The basic elements of the rule against perpetuities originated in the 17th century, and were "crystallized" into a single rule in the 19th century. The rule's traditional formulation was given in 1886 by the American scholar John Chipman Gray:
No interest is good unless it must vest, if at all, not later than twenty-one years after some life in being at the creation of the interest.
The rule against perpetuities serves a number of purposes. First, English courts have long recognized that allowing owners to attach long-lasting contingencies to their properties can negatively impact the ability of future generations to freely buy and sell the properties, since few people would be willing to buy a property that had unresolved issues regarding its ownership hanging over it. Second, judges often had concerns about the dead being able to impose excessive limitations on the ownership and use of property by those still living. For this reason, the rule only allows testators (will-makers) to put contingencies on ownership upon the following generation plus 21 years.
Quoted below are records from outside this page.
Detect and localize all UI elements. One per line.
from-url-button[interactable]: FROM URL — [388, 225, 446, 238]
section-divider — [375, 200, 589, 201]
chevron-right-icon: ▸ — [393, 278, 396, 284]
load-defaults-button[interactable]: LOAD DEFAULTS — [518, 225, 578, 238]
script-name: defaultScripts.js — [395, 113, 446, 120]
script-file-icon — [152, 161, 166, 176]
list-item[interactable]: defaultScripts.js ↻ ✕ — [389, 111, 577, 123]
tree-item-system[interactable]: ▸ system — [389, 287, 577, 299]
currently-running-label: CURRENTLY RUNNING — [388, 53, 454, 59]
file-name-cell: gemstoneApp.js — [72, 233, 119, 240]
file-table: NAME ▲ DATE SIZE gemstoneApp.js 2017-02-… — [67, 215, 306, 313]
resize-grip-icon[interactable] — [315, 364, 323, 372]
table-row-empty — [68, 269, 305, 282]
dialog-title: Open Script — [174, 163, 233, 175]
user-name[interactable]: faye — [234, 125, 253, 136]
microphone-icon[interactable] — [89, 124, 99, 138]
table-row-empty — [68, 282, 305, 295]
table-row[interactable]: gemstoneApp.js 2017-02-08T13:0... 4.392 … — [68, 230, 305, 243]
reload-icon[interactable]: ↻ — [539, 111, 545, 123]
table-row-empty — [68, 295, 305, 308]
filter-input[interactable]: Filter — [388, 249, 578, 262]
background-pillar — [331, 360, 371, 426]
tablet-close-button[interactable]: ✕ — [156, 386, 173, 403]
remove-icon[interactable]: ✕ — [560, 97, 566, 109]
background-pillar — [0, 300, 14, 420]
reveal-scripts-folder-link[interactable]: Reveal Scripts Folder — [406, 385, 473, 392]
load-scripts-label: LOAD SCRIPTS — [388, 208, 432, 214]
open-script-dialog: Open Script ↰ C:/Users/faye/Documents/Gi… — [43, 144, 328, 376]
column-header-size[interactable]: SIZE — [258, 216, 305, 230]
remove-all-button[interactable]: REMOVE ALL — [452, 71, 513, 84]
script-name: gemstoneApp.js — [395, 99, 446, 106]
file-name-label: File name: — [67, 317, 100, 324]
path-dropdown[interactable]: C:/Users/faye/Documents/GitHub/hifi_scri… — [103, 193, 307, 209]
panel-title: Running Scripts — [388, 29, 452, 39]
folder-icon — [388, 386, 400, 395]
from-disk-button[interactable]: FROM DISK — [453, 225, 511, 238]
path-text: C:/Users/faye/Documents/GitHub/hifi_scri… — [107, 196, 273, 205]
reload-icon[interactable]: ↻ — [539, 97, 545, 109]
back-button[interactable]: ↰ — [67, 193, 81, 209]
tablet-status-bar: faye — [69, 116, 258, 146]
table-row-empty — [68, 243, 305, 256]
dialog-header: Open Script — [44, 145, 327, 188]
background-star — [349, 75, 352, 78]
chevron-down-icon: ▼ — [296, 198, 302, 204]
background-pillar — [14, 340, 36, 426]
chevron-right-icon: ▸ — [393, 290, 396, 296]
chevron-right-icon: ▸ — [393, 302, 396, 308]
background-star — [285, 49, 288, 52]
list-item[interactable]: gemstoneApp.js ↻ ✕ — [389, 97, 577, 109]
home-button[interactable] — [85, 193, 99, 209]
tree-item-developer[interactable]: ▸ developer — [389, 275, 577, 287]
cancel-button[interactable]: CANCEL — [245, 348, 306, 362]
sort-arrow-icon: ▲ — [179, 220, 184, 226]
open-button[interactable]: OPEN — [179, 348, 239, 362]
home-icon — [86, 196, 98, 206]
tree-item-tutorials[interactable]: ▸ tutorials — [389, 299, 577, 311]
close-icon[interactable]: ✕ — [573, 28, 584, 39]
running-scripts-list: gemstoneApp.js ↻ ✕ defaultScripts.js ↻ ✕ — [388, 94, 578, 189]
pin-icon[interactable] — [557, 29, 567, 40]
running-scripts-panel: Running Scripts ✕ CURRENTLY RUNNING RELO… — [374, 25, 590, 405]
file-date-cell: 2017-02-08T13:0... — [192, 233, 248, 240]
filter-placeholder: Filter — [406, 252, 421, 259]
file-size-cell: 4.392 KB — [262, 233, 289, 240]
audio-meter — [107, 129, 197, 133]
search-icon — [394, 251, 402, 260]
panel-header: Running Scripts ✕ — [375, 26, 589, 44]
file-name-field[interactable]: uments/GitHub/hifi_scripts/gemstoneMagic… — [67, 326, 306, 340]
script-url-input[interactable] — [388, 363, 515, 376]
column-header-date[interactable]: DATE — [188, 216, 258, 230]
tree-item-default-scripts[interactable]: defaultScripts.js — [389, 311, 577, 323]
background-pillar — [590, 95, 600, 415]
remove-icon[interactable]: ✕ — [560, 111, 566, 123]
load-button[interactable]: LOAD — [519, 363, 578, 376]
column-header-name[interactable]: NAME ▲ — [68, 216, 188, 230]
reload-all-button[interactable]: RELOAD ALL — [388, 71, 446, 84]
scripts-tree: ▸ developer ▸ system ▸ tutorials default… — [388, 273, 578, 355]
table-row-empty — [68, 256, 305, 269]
Lastly, the rule against perpetuities was sometimes used to prevent very large, possibly aristocratic estates from being kept in one family for more than one or two generations at a time.
The rule has become famous as one of the most difficult topics encountered by law school students. It is notoriously difficult to properly apply, as pointed out by a 1961 decision of the Supreme Court of California which held that it was not legal malpractice for an attorney to draft a will that inadvertently violated the rule against perpetuities. Therefore, in the United States it has been abolished by statute in Alaska, Idaho, New Jersey, Pennsylvania, Kentucky, and South Dakota. The Uniform Statutory Rule Against Perpetuities validates non-vested interests that would otherwise be void as violating the common law rule if that interest actually vests within 90 years of its creation; it has been enacted in 29 states (Alabama, Alaska, Arizona, Arkansas, California, Colorado, Connecticut, Florida, Georgia, Hawaii, Indiana, Kansas, Massachusetts, Minnesota, Montana, Nebraska, Nevada, New Jersey, New Mexico, North Carolina, North Dakota, Oregon, South Carolina, South Dakota, Tennessee, Utah, Virginia, Washington, West Virginia), the District of Columbia, and the U.S. Virgin Islands, and is currently under consideration in New York. Other jurisdictions apply the "wait and see" or "cy-près doctrine" that validates contingent remainders and executory interests that would be void under the traditional rule in certain circumstances. These doctrines have also been codified in the United Kingdom by the 1964 statute.